If other estimates of the ITE are provided in `ite` additional argument, both the ITE estimations in discovery and inference are skipped and those values estimates are used instead.  The ITE estimator requires also an outcome learner and/or a propensity score learner from the [SuperLearner](https://CRAN.R-project.org/package=SuperLearner) package (i.e., "SL.lm", "SL.svm"). Both these models are simple classifiers/regressors. By default XGBoost algorithm is used for both these steps.     

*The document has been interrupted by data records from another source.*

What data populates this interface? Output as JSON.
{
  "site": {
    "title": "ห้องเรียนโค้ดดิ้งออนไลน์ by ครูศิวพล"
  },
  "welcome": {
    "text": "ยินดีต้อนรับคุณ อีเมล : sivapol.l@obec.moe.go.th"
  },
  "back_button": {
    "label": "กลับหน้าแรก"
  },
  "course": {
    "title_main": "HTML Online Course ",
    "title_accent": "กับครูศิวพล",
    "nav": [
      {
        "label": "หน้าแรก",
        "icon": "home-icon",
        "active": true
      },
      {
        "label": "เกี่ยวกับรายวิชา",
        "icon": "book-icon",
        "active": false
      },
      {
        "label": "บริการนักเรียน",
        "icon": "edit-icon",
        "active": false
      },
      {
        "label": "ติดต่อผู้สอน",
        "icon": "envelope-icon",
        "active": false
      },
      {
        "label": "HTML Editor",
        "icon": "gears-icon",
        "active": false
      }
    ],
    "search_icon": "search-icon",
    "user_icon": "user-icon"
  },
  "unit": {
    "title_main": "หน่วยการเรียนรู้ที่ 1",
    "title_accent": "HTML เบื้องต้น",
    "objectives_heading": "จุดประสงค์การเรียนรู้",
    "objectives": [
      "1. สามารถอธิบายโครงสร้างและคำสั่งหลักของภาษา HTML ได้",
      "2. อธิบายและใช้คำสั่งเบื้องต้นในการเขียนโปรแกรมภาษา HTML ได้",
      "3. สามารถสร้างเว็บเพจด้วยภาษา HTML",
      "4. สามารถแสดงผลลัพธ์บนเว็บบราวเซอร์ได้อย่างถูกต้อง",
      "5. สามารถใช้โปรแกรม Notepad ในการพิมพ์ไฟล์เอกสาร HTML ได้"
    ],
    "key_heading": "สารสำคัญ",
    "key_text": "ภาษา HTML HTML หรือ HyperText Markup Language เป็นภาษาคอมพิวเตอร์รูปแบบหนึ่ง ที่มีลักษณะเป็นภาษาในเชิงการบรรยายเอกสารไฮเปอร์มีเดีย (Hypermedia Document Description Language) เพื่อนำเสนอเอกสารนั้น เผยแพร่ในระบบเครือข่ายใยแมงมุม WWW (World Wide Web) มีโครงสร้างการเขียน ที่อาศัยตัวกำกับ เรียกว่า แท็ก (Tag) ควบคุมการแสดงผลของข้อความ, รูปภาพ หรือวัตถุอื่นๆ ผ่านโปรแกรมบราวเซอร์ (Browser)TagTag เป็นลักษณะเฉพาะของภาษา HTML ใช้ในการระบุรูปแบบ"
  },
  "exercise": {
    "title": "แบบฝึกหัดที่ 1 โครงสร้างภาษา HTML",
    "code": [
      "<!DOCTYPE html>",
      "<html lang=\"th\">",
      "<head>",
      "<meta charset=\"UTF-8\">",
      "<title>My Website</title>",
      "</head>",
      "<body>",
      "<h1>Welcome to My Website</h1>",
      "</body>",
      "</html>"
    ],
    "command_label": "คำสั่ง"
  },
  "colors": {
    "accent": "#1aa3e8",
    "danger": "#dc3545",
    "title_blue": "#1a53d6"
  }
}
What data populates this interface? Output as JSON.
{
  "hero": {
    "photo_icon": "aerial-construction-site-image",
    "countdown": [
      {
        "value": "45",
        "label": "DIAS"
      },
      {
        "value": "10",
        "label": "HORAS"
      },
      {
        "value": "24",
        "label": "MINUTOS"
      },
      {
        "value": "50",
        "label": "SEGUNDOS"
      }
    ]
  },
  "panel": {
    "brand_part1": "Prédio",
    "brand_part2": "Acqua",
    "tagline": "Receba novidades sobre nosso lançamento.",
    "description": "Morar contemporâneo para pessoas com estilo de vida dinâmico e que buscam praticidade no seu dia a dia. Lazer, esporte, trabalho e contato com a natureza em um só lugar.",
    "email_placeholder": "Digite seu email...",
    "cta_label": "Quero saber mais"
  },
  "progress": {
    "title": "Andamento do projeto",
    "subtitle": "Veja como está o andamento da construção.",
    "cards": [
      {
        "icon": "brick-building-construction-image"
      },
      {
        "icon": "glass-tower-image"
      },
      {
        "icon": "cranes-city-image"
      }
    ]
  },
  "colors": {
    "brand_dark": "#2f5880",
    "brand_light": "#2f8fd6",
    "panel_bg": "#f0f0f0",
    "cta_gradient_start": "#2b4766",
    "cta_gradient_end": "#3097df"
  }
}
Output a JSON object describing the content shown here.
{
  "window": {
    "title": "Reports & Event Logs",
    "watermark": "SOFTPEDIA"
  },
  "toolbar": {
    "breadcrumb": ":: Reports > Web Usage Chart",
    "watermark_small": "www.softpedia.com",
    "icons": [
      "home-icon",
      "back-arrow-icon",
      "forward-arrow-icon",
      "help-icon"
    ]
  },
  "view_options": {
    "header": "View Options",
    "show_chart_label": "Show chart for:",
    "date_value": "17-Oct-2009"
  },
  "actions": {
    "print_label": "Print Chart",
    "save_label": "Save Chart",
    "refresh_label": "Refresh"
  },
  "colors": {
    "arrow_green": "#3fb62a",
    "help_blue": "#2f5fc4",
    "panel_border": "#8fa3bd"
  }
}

### Customized wrapper for SuperLearner

One can create a customized wrapper for SuperLearner internal packages. The following is an example of providing the number of cores (e.g., 12) for the xgboost package in a shared memory system. 

```R
m_xgboost <- function(nthread = 12, ...) {
  SuperLearner::SL.xgboost(nthread = nthread, ...)
}
```

Then use "m_xgboost", instead of "SL.xgboost".  

# Examples

Example 1 (*default parameters*)
```R
set.seed(9687)
dataset <- generate_cre_dataset(n = 1000, 
                                rho = 0, 
                                n_rules = 2, 
                                p = 10,
                                effect_size = 2, 
                                binary_covariates = TRUE,
                                binary_outcome = FALSE,
                                confounding = "no")
y <- dataset[["y"]]
z <- dataset[["z"]]
X <- dataset[["X"]]

cre_results <- cre(y, z, X)
summary(cre_results)
plot(cre_results)
ite_pred <- predict(cre_results, X)
```

Example 2 (*personalized ite estimation*)
```R
set.seed(9687)
dataset <- generate_cre_dataset(n = 1000, 
                                rho = 0, 
                                n_rules = 2, 
                                p = 10,
                                effect_size = 2, 
                                binary_covariates = TRUE,
                                binary_outcome = FALSE,
                                confounding = "no")
  y <- dataset[["y"]]
  z <- dataset[["z"]]
  X <- dataset[["X"]]

ite_pred <- ... # personalized ite estimation
cre_results <- cre(y, z, X, ite = ite_pred)
summary(cre_results)
plot(cre_results)
ite_pred <- predict(cre_results, X)
```

Example 3 (*setting parameters*)
```R
set.seed(9687)
dataset <- generate_cre_dataset(n = 1000, 
                                rho = 0, 
                                n_rules = 2, 
                                p = 10,
                                effect_size = 2, 
                                binary_covariates = TRUE,
                                binary_outcome = FALSE,
                                confounding = "no")
y <- dataset[["y"]]
z <- dataset[["z"]]
X <- dataset[["X"]]

method_params <- list(ratio_dis = 0.5,
                      ite_method ="aipw",
                      learner_ps = "SL.xgboost",
                      learner_y = "SL.xgboost")

hyper_params <- list(intervention_vars = c("x1","x2","x3","x4"),
                     offset = NULL,
                     ntrees = 20,
                     node_size = 20,
                     max_rules = 50,
                     max_depth = 3,
                     t_decay = 0.025,
                     t_ext = 0.025,
                     t_corr = 1,
                     stability_selection = "vanilla",
                     cutoff = 0.8,
                     pfer = 1,
                     B = 10,
                     subsample = 0.5)

cre_results <- cre(y, z, X, method_params, hyper_params)
summary(cre_results)
plot(cre_results)
ite_pred <- predict(cre_results, X)
```

More synthetic data sets can be generated using `generate_cre_dataset()`.